Transliterator

This class converts any array of characters to the english alphabet, removing any accent marks and replacing all non-english characters (i.e. "ü" will be converted to "ue" and "á" will be "a").

File information

Filecommon/lib/transliterator.h

Classes Transliterator

Classes

Transliterator

Class that converts any array of characters to the english alphabet.

class Transliterator {
    typedef struct {
        const char * i; // utf8-encoded string with one or more ucs2 source characters
        const char * o; // utf8-encoded string holding one or more ucs2 destination characters
    } MapEntryUtf8;

    typedef std::map TUCS2CharToStringMap;
    TUCS2CharToStringMap ucs2CharToStringMap;

    bool SetRuleBasedTransliteration1(MapEntryUtf8 * map, unsigned szMap);
    const word * MapUCS2CharToString(word ucs2Char);
    void MapUCS2Set(word ucs2Char, word * ucs2String, unsigned len);
    void MapUCS2Remove(word ucs2Char);
    void ToLower(char * s, unsigned &len);
    void ToLower(char * s);

public:
    Transliterator();
    virtual ~Transliterator();
    std::list TransformWords(const char * wordsIn, bool unique);
    char * Transform(const char * wordIn);
};

Transliterator

Contructor.

TransformWords

The function that will split the string, convert everything to lower case and transliterate it to the english alphabet.
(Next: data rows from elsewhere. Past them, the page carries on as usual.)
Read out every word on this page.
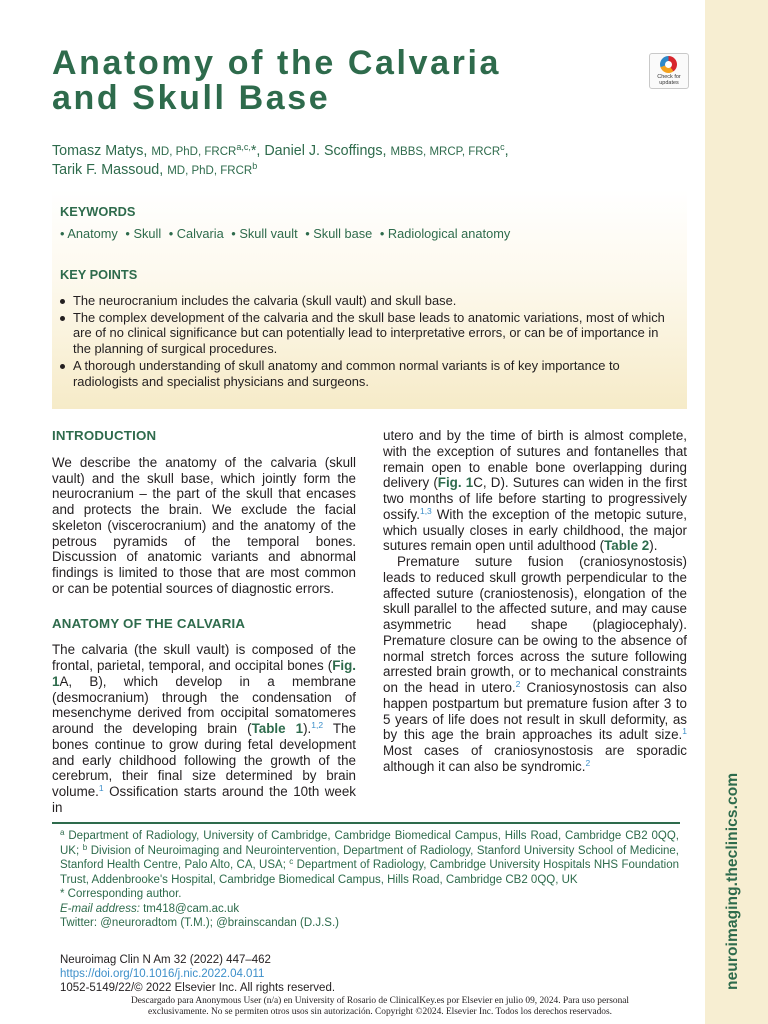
neuroimaging.theclinics.com
Anatomy of the Calvaria
and Skull Base
Check for
updates
Tomasz Matys, MD, PhD, $FRCR^{a,c,}*$, Daniel J. Scoffings, MBBS, MRCP, FRCR$^c$,
Tarik F. Massoud, MD, PhD, FRCR$^b$

KEYWORDS

• Anatomy • Skull • Calvaria • Skull vault • Skull base • Radiological anatomy

KEY POINTS

The neurocranium includes the calvaria (skull vault) and skull base.
The complex development of the calvaria and the skull base leads to anatomic variations, most of which are of no clinical significance but can potentially lead to interpretative errors, or can be of importance in the planning of surgical procedures.
A thorough understanding of skull anatomy and common normal variants is of key importance to radiologists and specialist physicians and surgeons.
INTRODUCTION

We describe the anatomy of the calvaria (skull vault) and the skull base, which jointly form the neurocranium – the part of the skull that encases and protects the brain. We exclude the facial skeleton (viscerocranium) and the anatomy of the petrous pyramids of the temporal bones. Discussion of anatomic variants and abnormal findings is limited to those that are most common or can be potential sources of diagnostic errors.

ANATOMY OF THE CALVARIA

The calvaria (the skull vault) is composed of the frontal, parietal, temporal, and occipital bones (Fig. 1A, B), which develop in a membrane (desmocranium) through the condensation of mesenchyme derived from occipital somatomeres around the developing brain (Table 1).$^{1,2}$ The bones continue to grow during fetal development and early childhood following the growth of the cerebrum, their final size determined by brain volume.$^1$ Ossification starts around the 10th week in

utero and by the time of birth is almost complete, with the exception of sutures and fontanelles that remain open to enable bone overlapping during delivery (Fig. 1C, D). Sutures can widen in the first two months of life before starting to progressively ossify.$^{1,3}$ With the exception of the metopic suture, which usually closes in early childhood, the major sutures remain open until adulthood (Table 2).

Premature suture fusion (craniosynostosis) leads to reduced skull growth perpendicular to the affected suture (craniostenosis), elongation of the skull parallel to the affected suture, and may cause asymmetric head shape (plagiocephaly). Premature closure can be owing to the absence of normal stretch forces across the suture following arrested brain growth, or to mechanical constraints on the head in utero.$^2$ Craniosynostosis can also happen postpartum but premature fusion after 3 to 5 years of life does not result in skull deformity, as by this age the brain approaches its adult size.$^1$ Most cases of craniosynostosis are sporadic although it can also be syndromic.$^2$

$^a$ Department of Radiology, University of Cambridge, Cambridge Biomedical Campus, Hills Road, Cambridge CB2 0QQ, UK; $^b$ Division of Neuroimaging and Neurointervention, Department of Radiology, Stanford University School of Medicine, Stanford Health Centre, Palo Alto, CA, USA; $^c$ Department of Radiology, Cambridge University Hospitals NHS Foundation Trust, Addenbrooke's Hospital, Cambridge Biomedical Campus, Hills Road, Cambridge CB2 0QQ, UK

* Corresponding author.

E-mail address: tm418@cam.ac.uk

Twitter: @neuroradtom (T.M.); @brainscandan (D.J.S.)

Neuroimag Clin N Am 32 (2022) 447–462
https://doi.org/10.1016/j.nic.2022.04.011
1052-5149/22/© 2022 Elsevier Inc. All rights reserved.
Descargado para Anonymous User (n/a) en University of Rosario de ClinicalKey.es por Elsevier en julio 09, 2024. Para uso personal
exclusivamente. No se permiten otros usos sin autorización. Copyright ©2024. Elsevier Inc. Todos los derechos reservados.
The output will be a list of strings without accent marks and non-english characters.

Parameters
const char * wordsIn The string that will be splited by whitespace and processed.
bool unique If true, the output array will not contain duplicated strings.

Transform

This is the function that returns the input string transliterated.

Parameters
const char * wordsIn The string that will be transliterated.